Sono passati dodici anni dal delitto di Perugia, in cui fu uccisa la studentessa inglese Meredith Kercher: anni scanditi da cinque gradi di giudizio (condanna in primo grado, condanna in appello, annullamento da parte della Cassazione, di nuovo condanna in appello, assoluzione definitiva anocra della Cassazione), lunghi periodi di reclusione, un documentario Netflix, un memoir e fiumi di editoriali, slogan, campagne “innocentiste” e “colpevoliste” (nella prima si è mobilitato anche Donald Trump, non ancora presidente degli Usa).
Quello che non passa, però, è l’indignazione permanente nei confronti di Amanda Knox. È stata assolta dai magistrati (insieme a Raffaele Sollecito), ma le contraddizioni tra i vari gradi di giudizio, la confusione nelle indagini, la forte presenza dei media e, infine, la condanna a Rudi Guedé in concorso di omicidio – ma senza individuare i concorrenti – ha segnato gran parte dell’opinione pubblica. Il polverone è calato ma le posizioni non sono cambiate. Innocentisti o colpevolisti si era, innocentisti o colpevolisti si è rimasti.
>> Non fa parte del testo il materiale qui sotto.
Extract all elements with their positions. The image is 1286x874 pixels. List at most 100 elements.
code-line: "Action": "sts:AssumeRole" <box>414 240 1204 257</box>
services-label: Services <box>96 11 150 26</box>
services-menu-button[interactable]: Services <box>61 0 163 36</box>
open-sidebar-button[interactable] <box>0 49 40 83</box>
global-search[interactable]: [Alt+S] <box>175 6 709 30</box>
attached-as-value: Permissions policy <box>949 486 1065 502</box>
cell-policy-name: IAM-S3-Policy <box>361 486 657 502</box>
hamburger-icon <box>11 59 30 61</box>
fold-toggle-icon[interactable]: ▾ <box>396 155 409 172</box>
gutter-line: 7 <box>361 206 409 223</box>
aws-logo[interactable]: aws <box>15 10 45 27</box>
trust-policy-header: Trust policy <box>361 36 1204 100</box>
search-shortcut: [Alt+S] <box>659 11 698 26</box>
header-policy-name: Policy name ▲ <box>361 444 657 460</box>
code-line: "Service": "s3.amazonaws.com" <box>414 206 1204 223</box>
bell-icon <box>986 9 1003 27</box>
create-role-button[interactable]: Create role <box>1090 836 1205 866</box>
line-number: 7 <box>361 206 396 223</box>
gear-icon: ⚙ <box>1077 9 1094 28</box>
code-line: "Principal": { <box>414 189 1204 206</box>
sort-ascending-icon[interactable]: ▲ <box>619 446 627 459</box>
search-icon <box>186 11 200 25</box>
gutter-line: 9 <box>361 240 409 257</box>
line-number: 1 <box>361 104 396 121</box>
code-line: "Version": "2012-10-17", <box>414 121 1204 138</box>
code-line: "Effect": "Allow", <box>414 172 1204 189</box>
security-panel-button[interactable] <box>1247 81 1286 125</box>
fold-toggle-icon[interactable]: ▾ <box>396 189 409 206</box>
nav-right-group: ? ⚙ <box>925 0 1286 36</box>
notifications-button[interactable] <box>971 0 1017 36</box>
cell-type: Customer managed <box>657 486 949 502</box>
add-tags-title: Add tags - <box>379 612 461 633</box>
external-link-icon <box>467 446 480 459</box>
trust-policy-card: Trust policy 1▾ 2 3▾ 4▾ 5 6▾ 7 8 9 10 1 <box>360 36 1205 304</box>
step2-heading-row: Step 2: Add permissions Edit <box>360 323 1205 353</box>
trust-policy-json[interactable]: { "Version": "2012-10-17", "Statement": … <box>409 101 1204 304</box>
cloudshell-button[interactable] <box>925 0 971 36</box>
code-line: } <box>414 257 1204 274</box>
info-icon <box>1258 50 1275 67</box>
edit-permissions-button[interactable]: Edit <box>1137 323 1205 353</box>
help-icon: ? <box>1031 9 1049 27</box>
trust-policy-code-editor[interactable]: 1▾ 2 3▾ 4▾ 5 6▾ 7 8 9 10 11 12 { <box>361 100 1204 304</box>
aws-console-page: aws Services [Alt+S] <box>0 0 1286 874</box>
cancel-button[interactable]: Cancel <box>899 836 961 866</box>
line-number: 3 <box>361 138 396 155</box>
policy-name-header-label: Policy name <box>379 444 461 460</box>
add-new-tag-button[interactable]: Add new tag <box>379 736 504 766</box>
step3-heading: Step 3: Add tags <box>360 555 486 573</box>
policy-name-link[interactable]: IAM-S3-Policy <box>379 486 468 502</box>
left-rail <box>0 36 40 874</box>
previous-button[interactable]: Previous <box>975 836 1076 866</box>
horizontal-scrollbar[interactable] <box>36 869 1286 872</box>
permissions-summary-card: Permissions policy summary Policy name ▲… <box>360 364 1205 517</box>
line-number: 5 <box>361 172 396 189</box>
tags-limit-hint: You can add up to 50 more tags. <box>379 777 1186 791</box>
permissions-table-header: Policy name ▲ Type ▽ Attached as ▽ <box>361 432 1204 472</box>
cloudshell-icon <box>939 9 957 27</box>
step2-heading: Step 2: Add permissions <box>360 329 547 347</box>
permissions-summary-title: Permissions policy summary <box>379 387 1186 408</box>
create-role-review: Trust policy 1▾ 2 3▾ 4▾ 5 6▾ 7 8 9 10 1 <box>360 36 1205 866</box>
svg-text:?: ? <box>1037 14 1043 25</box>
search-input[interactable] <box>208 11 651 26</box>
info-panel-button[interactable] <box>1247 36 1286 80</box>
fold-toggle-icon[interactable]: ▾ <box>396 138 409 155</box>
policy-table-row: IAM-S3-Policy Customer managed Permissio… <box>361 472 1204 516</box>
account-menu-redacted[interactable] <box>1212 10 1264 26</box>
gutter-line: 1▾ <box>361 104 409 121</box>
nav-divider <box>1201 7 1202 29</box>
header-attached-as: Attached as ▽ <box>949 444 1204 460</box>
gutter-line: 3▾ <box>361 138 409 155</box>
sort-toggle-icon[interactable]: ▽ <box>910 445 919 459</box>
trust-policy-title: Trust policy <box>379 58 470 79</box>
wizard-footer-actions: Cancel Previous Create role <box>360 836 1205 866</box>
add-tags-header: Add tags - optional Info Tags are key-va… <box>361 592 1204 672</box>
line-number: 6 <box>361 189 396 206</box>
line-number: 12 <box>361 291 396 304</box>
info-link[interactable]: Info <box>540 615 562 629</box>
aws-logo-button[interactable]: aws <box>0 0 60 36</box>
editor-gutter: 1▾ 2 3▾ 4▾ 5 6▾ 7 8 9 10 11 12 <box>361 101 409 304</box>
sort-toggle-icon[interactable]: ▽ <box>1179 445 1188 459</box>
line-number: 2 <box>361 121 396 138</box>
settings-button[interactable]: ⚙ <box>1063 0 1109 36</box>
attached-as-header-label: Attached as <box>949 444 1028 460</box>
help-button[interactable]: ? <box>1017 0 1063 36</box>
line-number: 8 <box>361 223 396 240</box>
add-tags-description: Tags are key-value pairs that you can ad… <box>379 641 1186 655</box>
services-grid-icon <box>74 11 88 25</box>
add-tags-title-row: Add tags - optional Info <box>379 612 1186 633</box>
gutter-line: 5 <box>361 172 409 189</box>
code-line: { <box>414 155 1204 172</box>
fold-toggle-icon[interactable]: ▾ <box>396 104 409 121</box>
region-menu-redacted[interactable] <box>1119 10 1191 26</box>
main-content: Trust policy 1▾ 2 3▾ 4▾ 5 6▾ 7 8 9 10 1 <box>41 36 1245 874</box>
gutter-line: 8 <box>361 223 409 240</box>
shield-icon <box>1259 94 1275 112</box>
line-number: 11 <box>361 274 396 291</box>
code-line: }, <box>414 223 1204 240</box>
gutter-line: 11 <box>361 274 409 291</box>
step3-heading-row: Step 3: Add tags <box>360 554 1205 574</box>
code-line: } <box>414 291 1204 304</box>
Nonostante le sentenze.
E allora succede che si parli di oltraggio e mancanza di rispetto quando, da donna libera (e famosa) Amanda Knox partecipa al festival della Giustizia di Modena, invitata per raccontare la sua esperienza. È successo questa estate. E ancora, è sempre per questo che, dopo l’annuncio di una sua prossima rubrica delle lettere sul giornale di Seattle, il Westside Seattle, si siano levate proteste e lamentele.
La nuova column si chiamerà “Ask Amanda Knox”
Non ha aiutato, certo, il fatto che il direttore del quotidiano abbia presentato la nuova column, che si chiamerà “Ask Amanda Knox”, alla vigilia dell’anniversario dell’omicidio e proprio ricordando la sua esperienza di reclusione in Italia. I quattro anni passati in prigione «per un omicidio che non ha commesso» le avrebbero dato «una prospettiva unica sulla vita». E adesso, «pienamente assolta, è un’autrice bestseller e una sostenitrice di una riforma della giustizia penale che offre i suoi pensieri, per come sono, sulla vita, sull’amore, sulla sofferenza e sul senso di tutto questo». Agli occhi dei critici, non ha aiutato nemmeno il fatto che sia sposata con Christopher Robinson, la cui famiglia possiede e pubblica il giornale.
Come riporta il Guardian, di fronte alla notizia della rubrica, la cui data di partenza non è ancora chiara, uno dei lettori avrebbe commentato dicendo: «No, per favore no». È bastato questo perché il direttore, Patrick Robinson, sentisse il bisogno di replicare: «A chi avesse ancora dubbi, dopo tutte le voci che negli anni si sono susseguite, sulla sua innocenza, posso solo dire che: se la aveste incontrata, se aveste parlato con lei, se foste riusciti a conoscerla bene come ho fatto io, allora non nutrireste altro che ammirazione nei suoi confronti. E come se fosse destinata a passare in mezzo a tutto questo per diventare la donna notevole, intelligente, brava e profondamente sincera che è».
Insomma, sia in Italia che negli Stati Uniti, il nervo è ancora scoperto. I dubbi – lo riconosce lo stessso Robinson – sono sempre vivi. E nonostante tutto, la verità è che Amanda Knox non sarà mai considerata davvero innocente. E chi non capisce che questo è un problema, non solo per lei ma anche per l’Italia, per la reputazione delle sue istituzioni, per la sua giustizia e il suo sistema mediatico, è ancora lontano dal comprendere cosa significhi questa storia.